Fiancée à son insu à 11 ans, à Beyrouth, avec son beau-frère veuf, un homme confit
en dévotion, et divorcée une dizaine d'années plus tard pour épouser son amant, un
lettré et commis de l’état, elle l’analphabète. Histoire d’une vie qu’elle a
voulu si ardemment confier à sa fille qu’elle a réussi à briser la barrière,
faisant de la romancière une biographe, une généalogiste ? et en quelque
sorte le confluent de plusieurs passions de conter : celle du
grand-père maternel lettré, celle de la mère pleine de voix, de chants, d’histoires,
d’une inventivité radieuse, et celle du beau-père Mohammed dont elle
reçoit, après la mort de sa mère, ironique mélancolie, tous les écrits que
celle-ci n’avait jamais pu lire, qu’elle avait toujours dû se faire lire. C’est un
livre plein d’orient, si je peux l’écrire ainsi : misère, rages, passions,
esbrouffe, intense vitalité, contraintes sociales et religieuses, chansons,
poèmes, cinéma. On y sent battre le cœur vivant d’un Liban d’avant la guerre de
75, d’avant la destruction de Beyrouth, tout un monde mêlé de petites et moins
petites gens, gravitant autour de cet incroyable couple d’amants, l’analphabète
et le lettré. Plein d’amour aussi, et de justesse. D'une fille qui se borne à
donner à la voix de sa mère sa plume, comme le disent si bien les dernières
lignes :
« Je me suis mise à marmonner : « Et voilà Hanan en train d’écrire sur sa mère. Sa mère qui a souffert et aimé, s’est enfuie, a affronté les traditions et les mœurs de son milieu ; sa mère qui a fait du mensonge un jeu, une facétie, et de son imagination un acte de sincérité ».

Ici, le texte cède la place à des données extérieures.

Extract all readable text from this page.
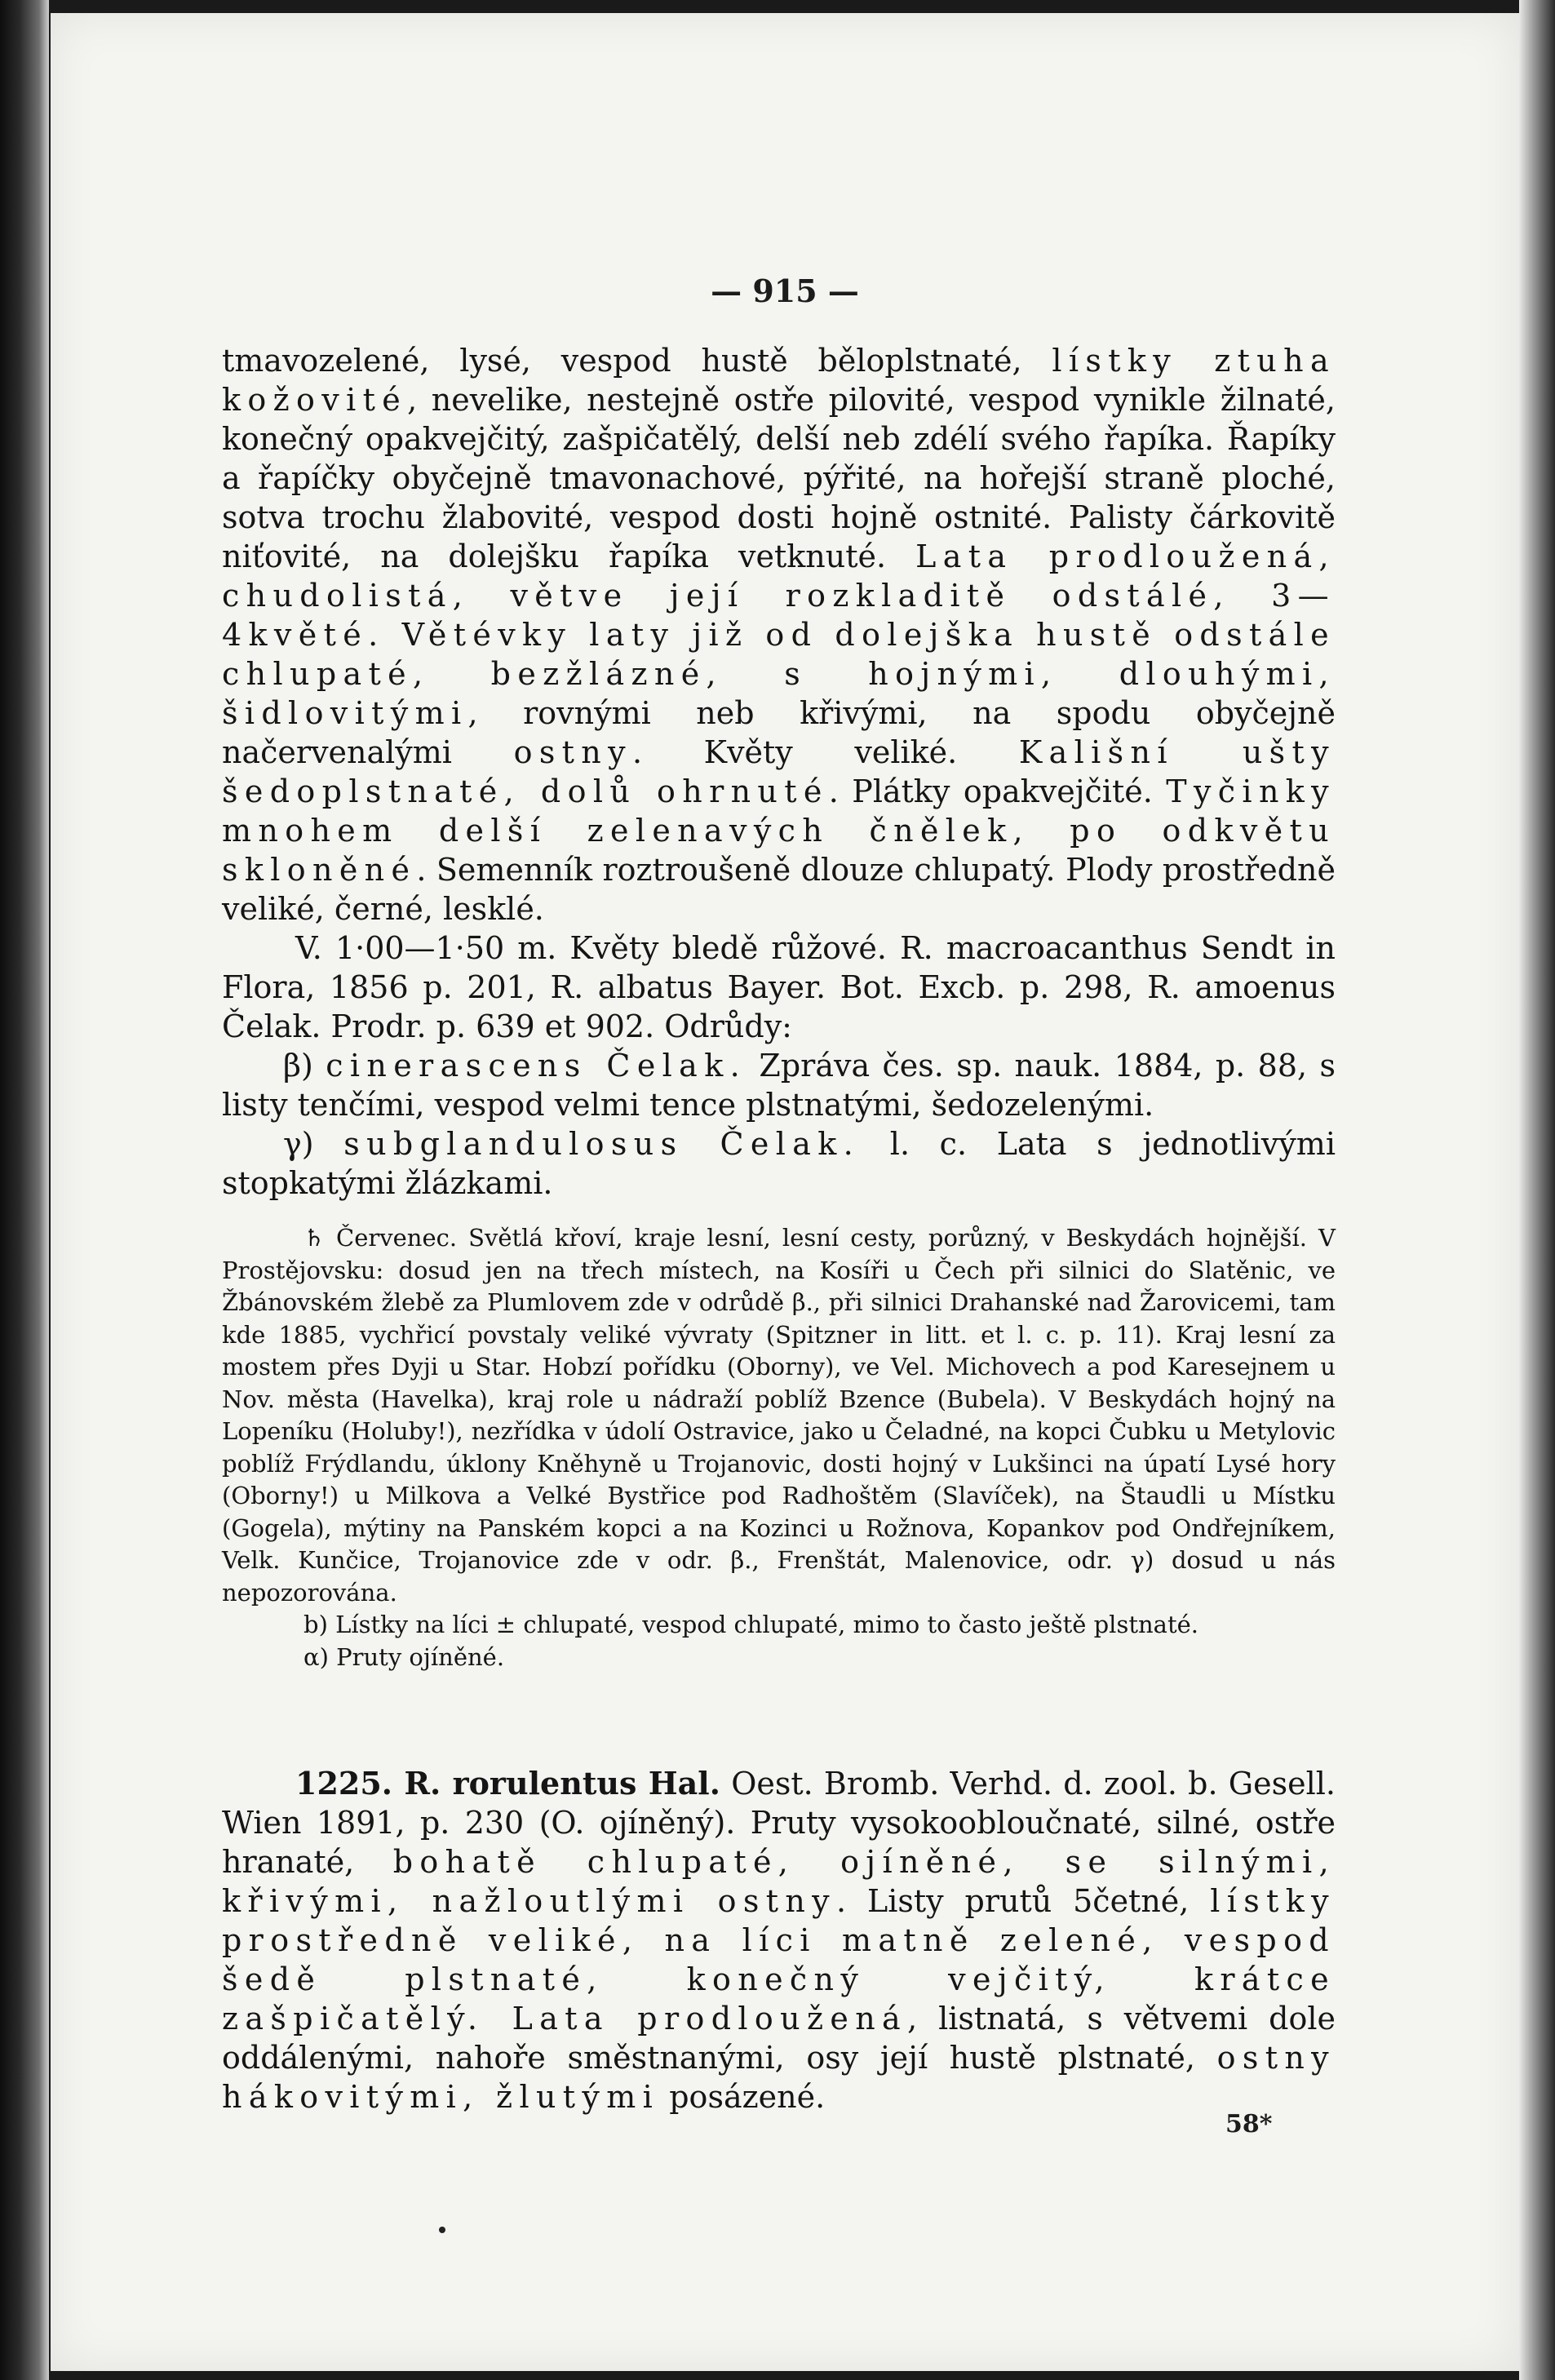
— 915 —

tmavozelené, lysé, vespod hustě běloplstnaté, lístky ztuha kožovité, nevelike, nestejně ostře pilovité, vespod vynikle žilnaté, konečný opakvejčitý, zašpičatělý, delší neb zdélí svého řapíka. Řapíky a řapíčky obyčejně tmavonachové, pýřité, na hořejší straně ploché, sotva trochu žlabovité, vespod dosti hojně ostnité. Palisty čárkovitě niťovité, na dolejšku řapíka vetknuté. Lata prodloužená, chudolistá, větve její rozkladitě odstálé, 3—4květé. Větévky laty již od dolejška hustě odstále chlupaté, bezžlázné, s hojnými, dlouhými, šidlovitými, rovnými neb křivými, na spodu obyčejně načervenalými ostny. Květy veliké. Kališní ušty šedoplstnaté, dolů ohrnuté. Plátky opakvejčité. Tyčinky mnohem delší zelenavých čnělek, po odkvětu skloněné. Semenník roztroušeně dlouze chlupatý. Plody prostředně veliké, černé, lesklé.

V. 1·00—1·50 m. Květy bledě růžové. R. macroacanthus Sendt in Flora, 1856 p. 201, R. albatus Bayer. Bot. Excb. p. 298, R. amoenus Čelak. Prodr. p. 639 et 902. Odrůdy:

β) cinerascens Čelak. Zpráva čes. sp. nauk. 1884, p. 88, s listy tenčími, vespod velmi tence plstnatými, šedozelenými.

γ) subglandulosus Čelak. l. c. Lata s jednotlivými stopkatými žlázkami.

♄ Červenec. Světlá křoví, kraje lesní, lesní cesty, porůzný, v Beskydách hojnější. V Prostějovsku: dosud jen na třech místech, na Kosíři u Čech při silnici do Slatěnic, ve Žbánovském žlebě za Plumlovem zde v odrůdě β., při silnici Drahanské nad Žarovicemi, tam kde 1885, vychřicí povstaly veliké vývraty (Spitzner in litt. et l. c. p. 11). Kraj lesní za mostem přes Dyji u Star. Hobzí pořídku (Oborny), ve Vel. Michovech a pod Karesejnem u Nov. města (Havelka), kraj role u nádraží poblíž Bzence (Bubela). V Beskydách hojný na Lopeníku (Holuby!), nezřídka v údolí Ostravice, jako u Čeladné, na kopci Čubku u Metylovic poblíž Frýdlandu, úklony Kněhyně u Trojanovic, dosti hojný v Lukšinci na úpatí Lysé hory (Oborny!) u Milkova a Velké Bystřice pod Radhoštěm (Slavíček), na Štaudli u Místku (Gogela), mýtiny na Panském kopci a na Kozinci u Rožnova, Kopankov pod Ondřejníkem, Velk. Kunčice, Trojanovice zde v odr. β., Frenštát, Malenovice, odr. γ) dosud u nás nepozorována.

b) Lístky na líci ± chlupaté, vespod chlupaté, mimo to často ještě plstnaté.

α) Pruty ojíněné.

1225. R. rorulentus Hal. Oest. Bromb. Verhd. d. zool. b. Gesell. Wien 1891, p. 230 (O. ojíněný). Pruty vysokoobloučnaté, silné, ostře hranaté, bohatě chlupaté, ojíněné, se silnými, křivými, nažloutlými ostny. Listy prutů 5četné, lístky prostředně veliké, na líci matně zelené, vespod šedě plstnaté, konečný vejčitý, krátce zašpičatělý. Lata prodloužená, listnatá, s větvemi dole oddálenými, nahoře směstnanými, osy její hustě plstnaté, ostny hákovitými, žlutými posázené.

58*
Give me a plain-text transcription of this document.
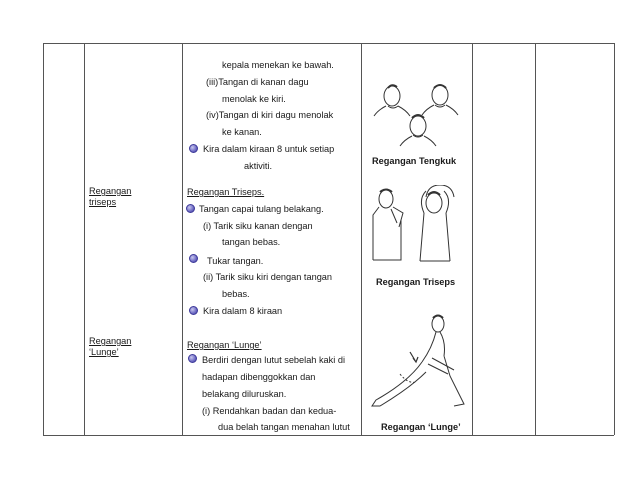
Regangan
triseps
Regangan
‘Lunge’
kepala menekan ke bawah.
(iii)Tangan di kanan dagu
menolak ke kiri.
(iv)Tangan di kiri dagu menolak
ke kanan.
Kira dalam kiraan 8 untuk setiap
aktiviti.
Regangan Triseps.
Tangan capai tulang belakang.
(i) Tarik siku kanan dengan
tangan bebas.
Tukar tangan.
(ii) Tarik siku kiri dengan tangan
bebas.
Kira dalam 8 kiraan
Regangan ‘Lunge’
Berdiri dengan lutut sebelah kaki di
hadapan dibenggokkan dan
belakang diluruskan.
(i) Rendahkan badan dan kedua-
dua belah tangan menahan lutut
Regangan Tengkuk
Regangan Triseps
Regangan ‘Lunge’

J’ai écrit la première phrase : « je vois ma mère et mon oncle Kamel courir derrière mon grand-père ». mais je me suis tout de suite arrêtée. A moins que ce ne soit ma mère qui m’ait arrêtée. Je l’entendais insister pour dire elle-même son histoire. Elle ne voulait pas de ma voix ; elle voulait sentir les battements de son cœur, ses angoisses et ses rires, ses rêves et ses cauchemars. Elle voulait revenir au commencement avec sa propre voix. Elle était si heureuse de pouvoir enfin être la narratrice...
C’est ma mère qui a écrit ce livre. C’est elle qui a déployé ses ailes pour prendre son vol. j’ai juste soufflé le vent qui l’a emportée dans ce long voyage. »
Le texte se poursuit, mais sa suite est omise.